Now let's talk about sites. The formal definition of a site is one or more well-
connected IP subnets. (Well-connected subnets, usually located in the same facility,
building, etc., are defined as connecting at speeds of 10 Mbs or higher.)
When your network is composed of sites, Active Directory can understand the design of
its underlying infrastructure -- where it's segmented and where slow links are. With
this information, AD can decide how to replicate data.
You may be asking yourself, what is the difference between a site and a domain?
Basically, sites constitute your physical network, while domains represent your network
Say your company has multiple locations worldwide. Even though all the offices
manage their own networks locally, they're still part of the same parent company.
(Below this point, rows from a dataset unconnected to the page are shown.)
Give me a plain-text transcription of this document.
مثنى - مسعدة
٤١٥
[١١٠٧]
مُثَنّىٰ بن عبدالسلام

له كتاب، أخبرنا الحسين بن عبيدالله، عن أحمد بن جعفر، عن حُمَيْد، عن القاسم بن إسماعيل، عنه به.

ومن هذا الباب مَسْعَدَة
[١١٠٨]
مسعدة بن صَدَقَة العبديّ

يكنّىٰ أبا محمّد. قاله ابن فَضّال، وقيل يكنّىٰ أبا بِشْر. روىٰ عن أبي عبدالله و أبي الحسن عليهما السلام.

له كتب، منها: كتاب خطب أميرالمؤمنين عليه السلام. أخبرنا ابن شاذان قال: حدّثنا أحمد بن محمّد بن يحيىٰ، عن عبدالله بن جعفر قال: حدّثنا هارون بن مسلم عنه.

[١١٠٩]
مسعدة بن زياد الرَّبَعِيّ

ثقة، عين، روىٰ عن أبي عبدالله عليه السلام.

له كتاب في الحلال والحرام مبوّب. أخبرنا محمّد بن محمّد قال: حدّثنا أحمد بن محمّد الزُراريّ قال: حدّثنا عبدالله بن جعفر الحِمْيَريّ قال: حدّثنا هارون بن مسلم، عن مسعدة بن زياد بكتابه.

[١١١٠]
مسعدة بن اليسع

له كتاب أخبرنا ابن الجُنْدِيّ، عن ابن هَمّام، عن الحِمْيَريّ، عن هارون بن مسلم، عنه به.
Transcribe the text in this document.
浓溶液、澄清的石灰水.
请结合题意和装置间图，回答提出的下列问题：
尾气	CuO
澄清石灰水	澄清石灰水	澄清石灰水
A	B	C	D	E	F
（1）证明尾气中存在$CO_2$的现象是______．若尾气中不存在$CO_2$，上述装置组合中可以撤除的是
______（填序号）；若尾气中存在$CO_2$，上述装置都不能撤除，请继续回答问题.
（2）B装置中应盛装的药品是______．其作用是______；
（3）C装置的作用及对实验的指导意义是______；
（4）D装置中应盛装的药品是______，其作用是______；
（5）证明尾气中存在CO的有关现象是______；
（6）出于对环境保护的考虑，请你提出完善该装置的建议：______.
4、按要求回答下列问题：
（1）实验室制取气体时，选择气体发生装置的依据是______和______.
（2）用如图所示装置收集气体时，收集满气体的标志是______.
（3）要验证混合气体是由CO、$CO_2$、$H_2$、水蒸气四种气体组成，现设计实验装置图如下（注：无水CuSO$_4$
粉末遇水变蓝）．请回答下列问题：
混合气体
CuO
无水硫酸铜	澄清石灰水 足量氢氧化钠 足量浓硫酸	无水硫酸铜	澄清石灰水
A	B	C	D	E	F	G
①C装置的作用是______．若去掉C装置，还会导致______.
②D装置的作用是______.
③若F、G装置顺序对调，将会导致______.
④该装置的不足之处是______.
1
You
could logically split up the companywide network into multiple domains, each
representing one location.
When your network is composed of sites, AD can both automatically configure its
replication topology (which you can do manually yourself as well) and aid clients in
locating domain controllers (DCs) for logon authentication. (Users' requests are always
directed to the domain controllers within their site.)
One of the major uses of sites is to facilitate AD's control of replication.
Replication is the process of copying data from one source to multiple destinations to
keep the data synchronized. For example, when you change a person's name on one domain
controller, other DCs will see the name's old value until replication has taken place.
Once replication occurs, all DCs will have the new name in place. Replication is a very
technical topic that I will cover in depth in later articles.